Klein had a start to his career with 200 hit seasons that could be compared to a modern day Ichiro. He drove in a lot of runs, scored a lot of runs and had ridiculous OPS and total bases. Though the numbers are unbelievable, it has to be mentioned Klein had the benefit of playing his home games in the Baker Bowl. The Baker Bowl was considered the first of its kind as it was called a "Cigar Box" or "Band Box". It was a small ballpark where the hitters had a distinct advantage. Neither here nor there, but it was also considered one of the unsafest ballparks as the lack of maintenance led to two incidents where material fell from the stadium, one leading to 11 deaths. But before I bring up Klein's first five seasons, here are the top five seasons of both Schmidt and Howard, skipping Schmidt's MVP season of 1981 because of the abbreviated season (which obviously would skew the numbers against him had they been included).
Schmidt without a doubt is the greatest offensive player to ever put on a Phillies uniform. His 548 HRs and 96.5% of the Hall of Fame vote in his first year eligibility speak for itself. His best consecutive seasons range from 1979-1984. He won the NL MVP in 1980 and 1981, as well as 1986. Not including 1981 (for the reason I mentioned earlier), Schmidt hit 204 HRs from 1979-1984 and drove in 537 runs. He scored 518 runs and had 720 hits, with 114 2B and 22 3B. He compiled a total of 1491 total bases.
Howard had his run from 2006-2010. His 229 HRs were more than both Schmidt and Klein. His 680 RBI over that span was outstanding. He scored 495 runs, got 801 hits and had a modest 137 2Bs and 14 3Bs.
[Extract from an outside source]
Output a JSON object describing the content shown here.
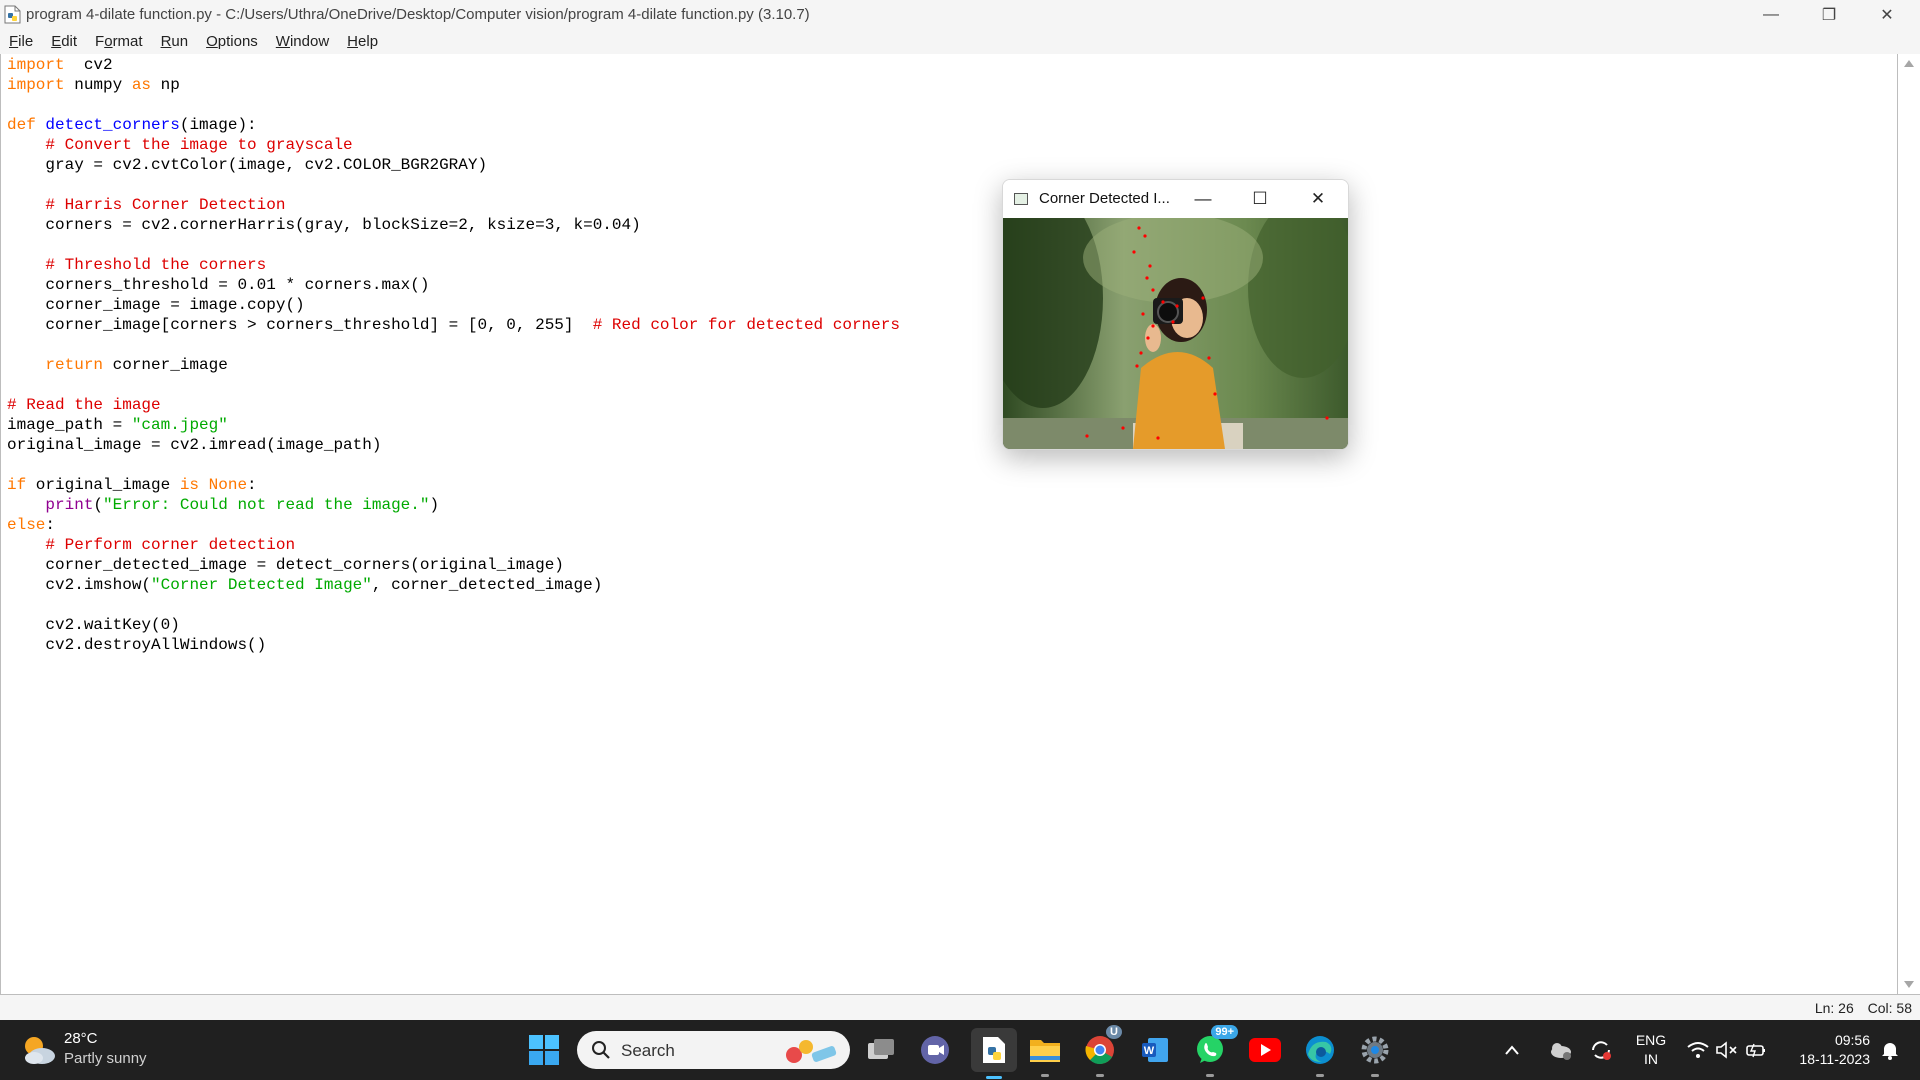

While Schmidt's average OPS was higher, Howard had more total bases with 1653.
The 1920s and early 1930s were known as a new age with the live ball era. Klein, from 1929-1933, recorded 180 HRs in that span. He had 693 RBIs, 658 RS, 1118 hits, 232 2Bs, 46 3B and 1982 total bases. No doubt the five consecutive greatest seasons in the history of the Philadelphia Phillies.